By Zurtex on 5/16/2007 5:00:40 PM , Rating: 3
My understanding is you can code a page to carefully interact with Google's bot, it's not Googles fault they didn't tell it not to index the images or whatever.


RE: What about the LAW!??
By Topweasel on 5/16/2007 5:06:39 PM , Rating: 6
No they are saying that its use by the public as free medium for information, outweighs the value of the thumbnail and pictures scooped up by Google. Specially since there is functionality to disable Google from grabbing that information from them.

The information gathered (the pictures) is freely available on the net and at most Google holds and makes available a low rez low size low quality version of the original and provides a link to the full size picture on the originators website, where its being hosted, and would have their own sponsors, and connection fees.

Basically Perfect 10 is whining solely because these picture might be used for cellphones and forum Avatars.
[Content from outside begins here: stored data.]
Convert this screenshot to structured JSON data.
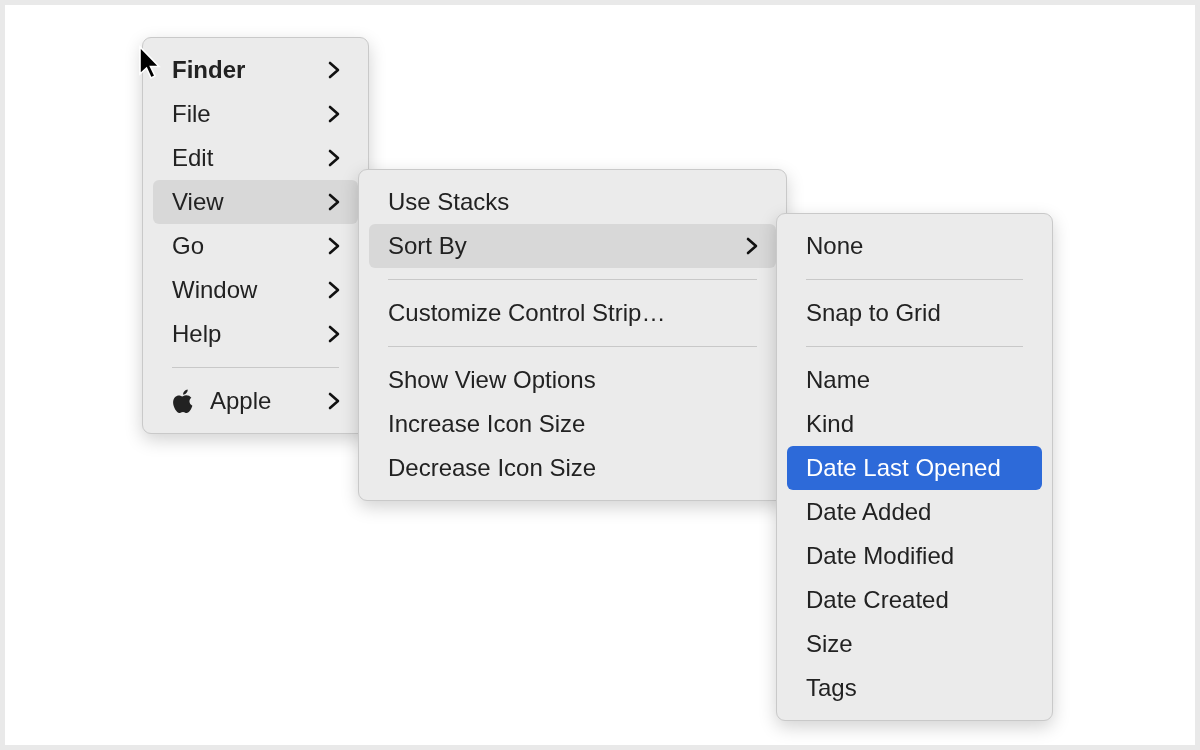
{
  "menus": [
    {
      "items": [
        {
          "kind": "app",
          "label": "Finder",
          "submenu": true,
          "expanded": false,
          "selected": false
        },
        {
          "kind": "item",
          "label": "File",
          "submenu": true,
          "expanded": false,
          "selected": false
        },
        {
          "kind": "item",
          "label": "Edit",
          "submenu": true,
          "expanded": false,
          "selected": false
        },
        {
          "kind": "item",
          "label": "View",
          "submenu": true,
          "expanded": true,
          "selected": false
        },
        {
          "kind": "item",
          "label": "Go",
          "submenu": true,
          "expanded": false,
          "selected": false
        },
        {
          "kind": "item",
          "label": "Window",
          "submenu": true,
          "expanded": false,
          "selected": false
        },
        {
          "kind": "item",
          "label": "Help",
          "submenu": true,
          "expanded": false,
          "selected": false
        },
        {
          "kind": "separator"
        },
        {
          "kind": "logo",
          "label": "Apple",
          "submenu": true,
          "expanded": false,
          "selected": false
        }
      ]
    },
    {
      "items": [
        {
          "kind": "item",
          "label": "Use Stacks",
          "submenu": false,
          "expanded": false,
          "selected": false
        },
        {
          "kind": "item",
          "label": "Sort By",
          "submenu": true,
          "expanded": true,
          "selected": false
        },
        {
          "kind": "separator"
        },
        {
          "kind": "item",
          "label": "Customize Control Strip…",
          "submenu": false,
          "expanded": false,
          "selected": false
        },
        {
          "kind": "separator"
        },
        {
          "kind": "item",
          "label": "Show View Options",
          "submenu": false,
          "expanded": false,
          "selected": false
        },
        {
          "kind": "item",
          "label": "Increase Icon Size",
          "submenu": false,
          "expanded": false,
          "selected": false
        },
        {
          "kind": "item",
          "label": "Decrease Icon Size",
          "submenu": false,
          "expanded": false,
          "selected": false
        }
      ]
    },
    {
      "items": [
        {
          "kind": "item",
          "label": "None",
          "submenu": false,
          "expanded": false,
          "selected": false
        },
        {
          "kind": "separator"
        },
        {
          "kind": "item",
          "label": "Snap to Grid",
          "submenu": false,
          "expanded": false,
          "selected": false
        },
        {
          "kind": "separator"
        },
        {
          "kind": "item",
          "label": "Name",
          "submenu": false,
          "expanded": false,
          "selected": false
        },
        {
          "kind": "item",
          "label": "Kind",
          "submenu": false,
          "expanded": false,
          "selected": false
        },
        {
          "kind": "item",
          "label": "Date Last Opened",
          "submenu": false,
          "expanded": false,
          "selected": true
        },
        {
          "kind": "item",
          "label": "Date Added",
          "submenu": false,
          "expanded": false,
          "selected": false
        },
        {
          "kind": "item",
          "label": "Date Modified",
          "submenu": false,
          "expanded": false,
          "selected": false
        },
        {
          "kind": "item",
          "label": "Date Created",
          "submenu": false,
          "expanded": false,
          "selected": false
        },
        {
          "kind": "item",
          "label": "Size",
          "submenu": false,
          "expanded": false,
          "selected": false
        },
        {
          "kind": "item",
          "label": "Tags",
          "submenu": false,
          "expanded": false,
          "selected": false
        }
      ]
    }
  ]
}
Really this is more of a quest to prove that they are actively trying to protect their property so that it stays their property and doesn't enter the open domain territory.


RE: What about the LAW!??
By Zirconium on 5/16/2007 5:51:09 PM , Rating: 2
You hit the nail on the head.


RE: What about the LAW!??
By marvdmartian on 5/17/2007 11:02:38 AM , Rating: 2
Yeah, this would be no different than if you went to perfect10's website, saw the thumbnail there, and knew how to put it on your phone. While their intention is to sell you the image, if they publicly display it, in a non-protected area of their website, then it should be considered a public image (unless, of course, you're profiting off your use of their image, which google was not).
In other words, the appeals panel realized it was a frivolous lawsuit.


that girls pretty hot
By bubbacub616 on 5/16/2007 4:45:37 PM , Rating: 5
hmmn




Nice headline
By aikend on 5/16/2007 10:05:07 PM , Rating: 2
...um, was Google accused of "displaying explicit images"?

I mean, we all like porn and stuff, but wouldn't "Google found not guilty of copyright infringement" be more accurate?




RE: Nice headline
By Dactyl on 5/16/2007 11:21:10 PM , Rating: 2
They could keep the sexy aspect of the headline if they changed it to "Google not guilty for displaying explicit images"


it's not 'not guilty'
By ElFenix on 5/17/2007 12:29:26 PM , Rating: 2
this was a civil lawsuit.

and google isn't out of the woods because they might still be liable for helping people find infringing full-sized images.